It is legitimate for a buyer of a business to protect its investment in goodwill by restraining the seller from detracting from the goodwill sold. Whilst this is clear, the formula for drafting non-compete provisions (restraints) for particular circumstances is far from it. Every case is determined on its own facts.
Balance must be struck between protecting the interests of the buyer whilst not crossing the line of being unreasonable and therefore becoming invalid.
Generally, restraints that are unlimited geographically and in time are unenforceable. However, there are examples of when unlimited time, and in some cases the seller’s lifetime, have been held reasonable. In respect of a shoe manufacturer in Melbourne, a restraint for over 100 kilometers and unlimited as to time was enforceable. Similarly, geographical restraints taking in a whole State have been found reasonable when applied to a small business. However, there are also examples to the contrary. One example is where a restraint for a one kilometer radius for 3 years applied to a hair dressing salon in the Sydney CBD was held to be too wide.

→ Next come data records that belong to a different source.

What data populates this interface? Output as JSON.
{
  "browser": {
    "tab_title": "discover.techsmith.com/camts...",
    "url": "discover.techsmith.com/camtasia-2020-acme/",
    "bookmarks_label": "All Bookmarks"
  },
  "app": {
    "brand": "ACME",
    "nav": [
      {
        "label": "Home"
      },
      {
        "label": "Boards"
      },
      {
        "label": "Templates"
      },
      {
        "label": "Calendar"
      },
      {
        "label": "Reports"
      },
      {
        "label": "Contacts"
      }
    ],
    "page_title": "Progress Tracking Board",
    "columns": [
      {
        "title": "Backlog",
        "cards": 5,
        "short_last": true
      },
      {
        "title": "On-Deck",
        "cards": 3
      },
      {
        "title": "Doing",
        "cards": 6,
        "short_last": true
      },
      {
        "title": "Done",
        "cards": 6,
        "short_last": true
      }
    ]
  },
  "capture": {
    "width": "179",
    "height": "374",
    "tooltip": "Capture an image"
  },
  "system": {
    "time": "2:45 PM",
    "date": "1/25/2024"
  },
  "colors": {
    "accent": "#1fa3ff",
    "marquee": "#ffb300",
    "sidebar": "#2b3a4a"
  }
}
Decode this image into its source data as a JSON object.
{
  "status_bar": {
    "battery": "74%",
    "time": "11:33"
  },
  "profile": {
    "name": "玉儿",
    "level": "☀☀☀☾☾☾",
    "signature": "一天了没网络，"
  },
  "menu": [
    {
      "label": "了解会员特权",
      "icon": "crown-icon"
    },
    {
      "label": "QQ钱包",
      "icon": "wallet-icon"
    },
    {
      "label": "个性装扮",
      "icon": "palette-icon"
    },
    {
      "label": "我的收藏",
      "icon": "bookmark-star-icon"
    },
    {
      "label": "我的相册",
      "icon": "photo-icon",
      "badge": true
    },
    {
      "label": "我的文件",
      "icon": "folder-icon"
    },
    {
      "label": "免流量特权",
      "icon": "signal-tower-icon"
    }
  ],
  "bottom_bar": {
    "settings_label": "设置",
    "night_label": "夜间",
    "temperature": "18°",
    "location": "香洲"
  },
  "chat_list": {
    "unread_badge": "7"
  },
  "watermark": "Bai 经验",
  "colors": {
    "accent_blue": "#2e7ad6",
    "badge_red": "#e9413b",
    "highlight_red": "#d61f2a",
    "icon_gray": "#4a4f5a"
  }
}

When involved in drafting or completing these clauses, a very important, if not the most important, question to ask the parties (particularly the buyer) is this:
To sever the seller’s relationship with the customers after settlement:
- what activity must be stopped?
- by who?
- for how long? and
A considered answer to this question(s) will normally provide sufficient guidance on the restraint provision that should be implemented. This answer should also be recorded and held on file as valuable evidence should the buyer need to enforce the restraint clause in a Court.

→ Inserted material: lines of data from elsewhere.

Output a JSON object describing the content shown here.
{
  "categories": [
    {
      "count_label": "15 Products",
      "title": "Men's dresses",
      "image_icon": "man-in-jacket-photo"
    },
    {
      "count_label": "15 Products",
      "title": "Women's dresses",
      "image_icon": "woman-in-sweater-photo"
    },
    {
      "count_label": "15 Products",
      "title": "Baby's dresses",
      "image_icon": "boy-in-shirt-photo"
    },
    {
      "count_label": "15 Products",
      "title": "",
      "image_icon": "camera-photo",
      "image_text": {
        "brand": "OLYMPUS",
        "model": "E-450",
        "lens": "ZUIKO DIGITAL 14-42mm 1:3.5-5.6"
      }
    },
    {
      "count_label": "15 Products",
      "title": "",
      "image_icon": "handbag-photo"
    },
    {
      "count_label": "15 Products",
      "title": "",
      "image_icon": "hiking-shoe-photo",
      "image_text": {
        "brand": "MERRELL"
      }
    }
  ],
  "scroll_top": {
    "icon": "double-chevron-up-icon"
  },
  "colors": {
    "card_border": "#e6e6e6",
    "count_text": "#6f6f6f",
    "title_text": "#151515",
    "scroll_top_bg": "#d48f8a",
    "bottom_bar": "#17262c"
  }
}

Further, it may be the case that restraining the seller (and its directors) alone may not be sufficient. Restraints of shareholders, managers and key employees may also be appropriate.
Another drafting technique with restraint provisions to minimise the risk of a finding that a clause is invalid for unreasonableness is to impose “severable” restraints , often cascading in nature. For example, if the buyer believes that a reasonable length of the restraint is say three (3) years, the clause could be drafted so that the definition of “restricted period” is reflected as follows:
Restricted Period means:
(a) three (3) years from completion;
(b) two (2) years from completion;
(c) one (1) years from completion.
Therefore, if a Court was to find that 3 years was excessive, clause (a) would be severed leaving sub-clause (b) i.e. 2 years as the applicable restricted period. Similarly, if 2 years was also to be found invalid then that sub-clause would also be severed leaving sub-clause (c) i.e. 1 year.

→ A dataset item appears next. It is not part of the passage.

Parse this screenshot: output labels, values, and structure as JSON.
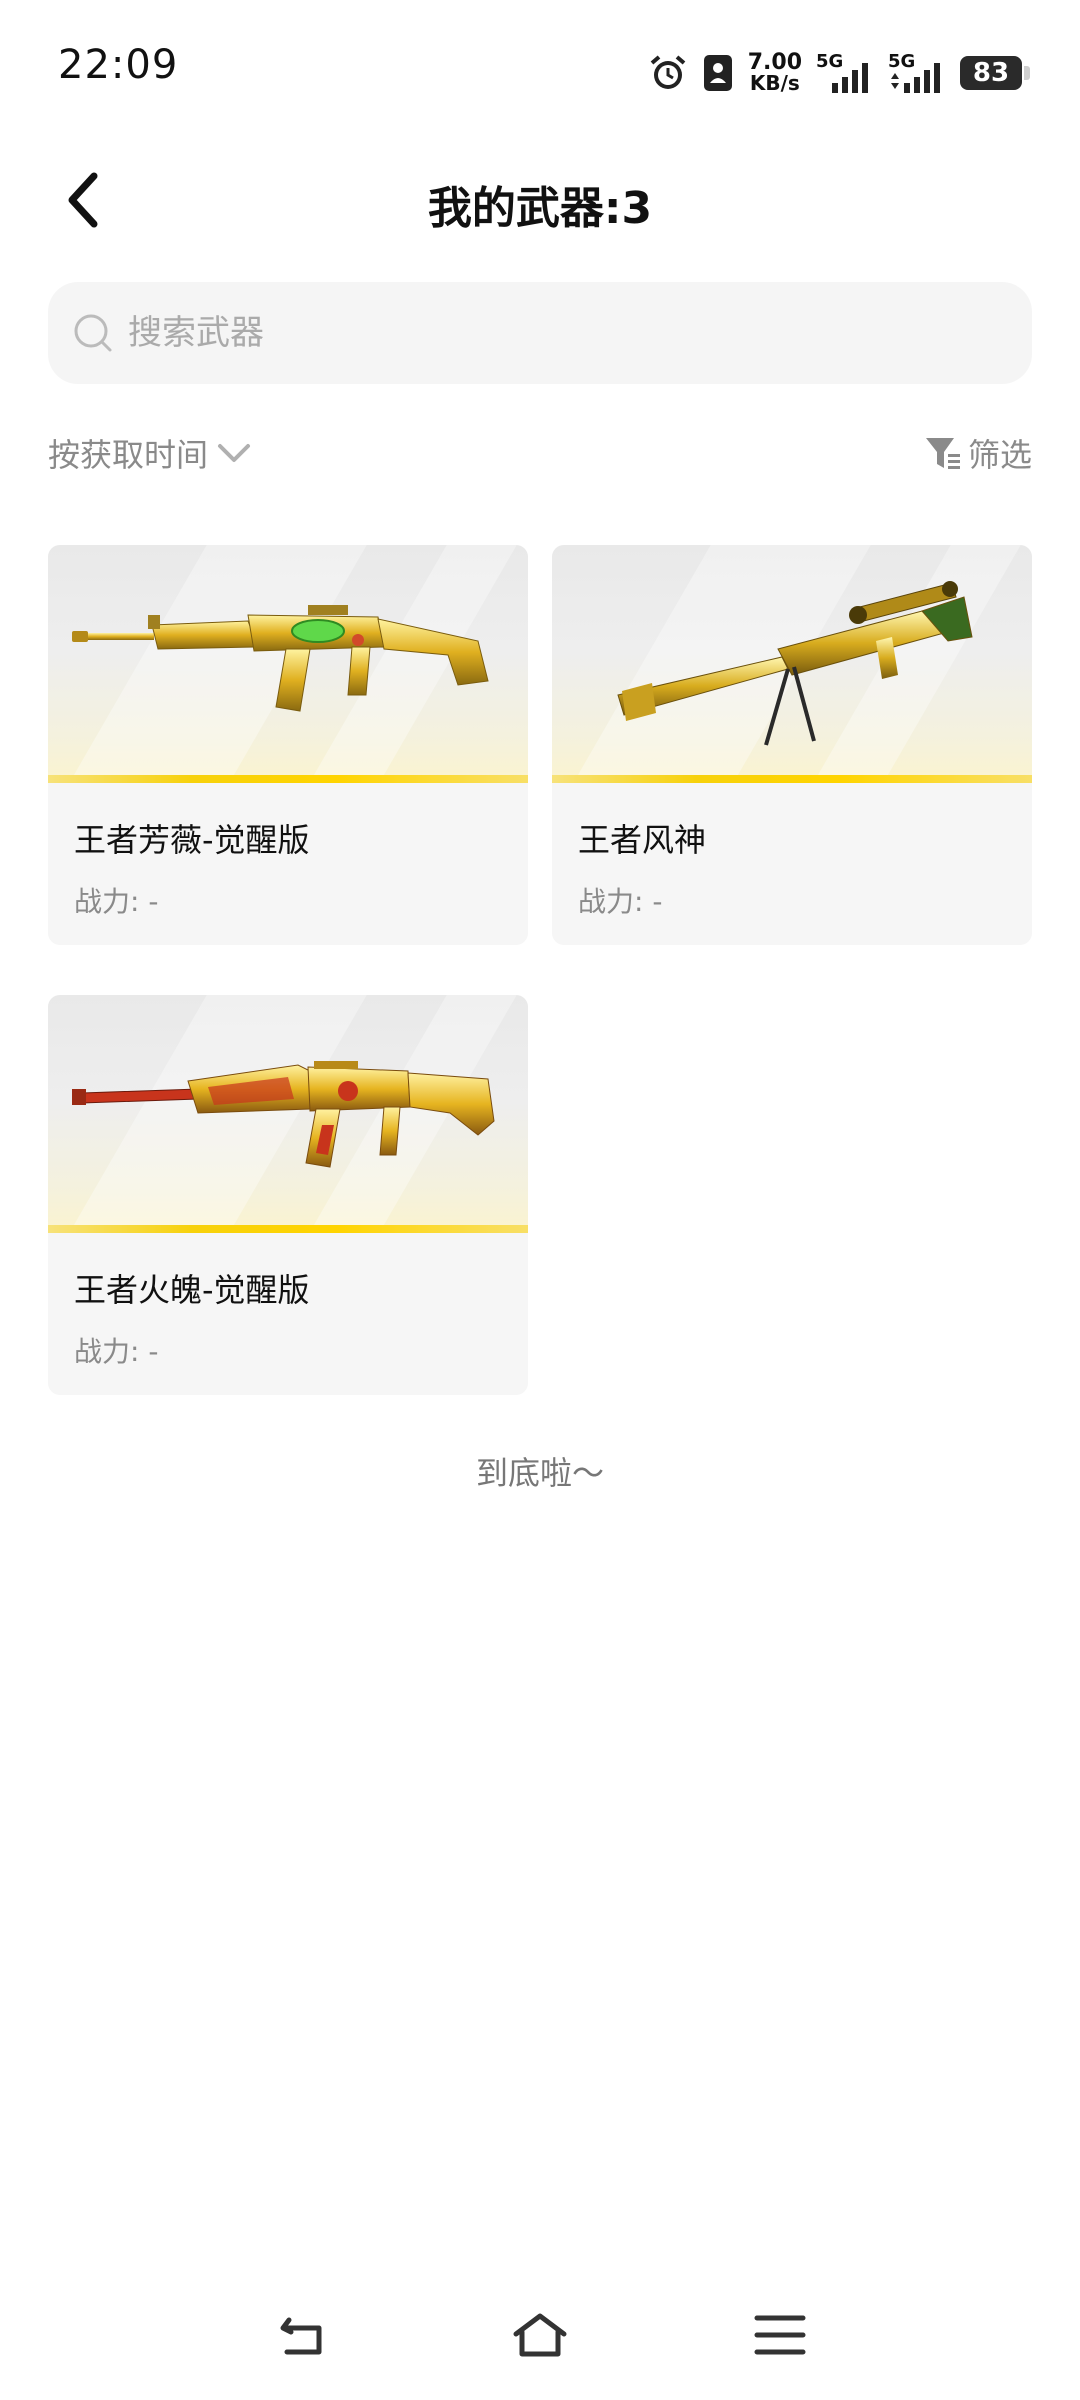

What activity does the buyer seek to restrain? The buyer should consider:
- restraining business activities: the seller buying, selling, importing or manufacturing products competitive with products dealt with or distributed by the business sold.
- assisting competitors: the seller promoting or assisting any other business which competes with the business sold.
- soliciting customers: the seller soliciting the customers of the business sold.
- Interference with employees: the seller attempting to entice away the employees of the business sold.
- Disclosure of confidential information: keeping or revealing the confidential business and financial information of the business.
Issue with the Standard Condition
Some standard contract restraints, such as the standard Queensland Contract – the REIQ Business Sale Contract – are limited to competition over a time and place. While this may be useful when a majority of a business’s customers are based within a certain radius of the business premises (takeaway shops, grocery stores & newsagencies), it may not be when the business’s customers are spread far and wide (professional service firms, specialised retail shops & manufacturing businesses). Further, the Contract does not address other important activities that may be done whilst the seller’s new business is bases outside the “prescribed area” that impact on the goodwill of the purchased business, such as:
- the seller soliciting the customers of the business from outside the “restricted area”.
- the seller attempting to entice away the employees or contractors of the business sold.
If in answering the question: what is required to sever the seller’s relationship with the customers? you find that the standard business sale contract’s provision is inadequate, then the clause should be varied by special condition to accommodate what is reasonably required, but no more!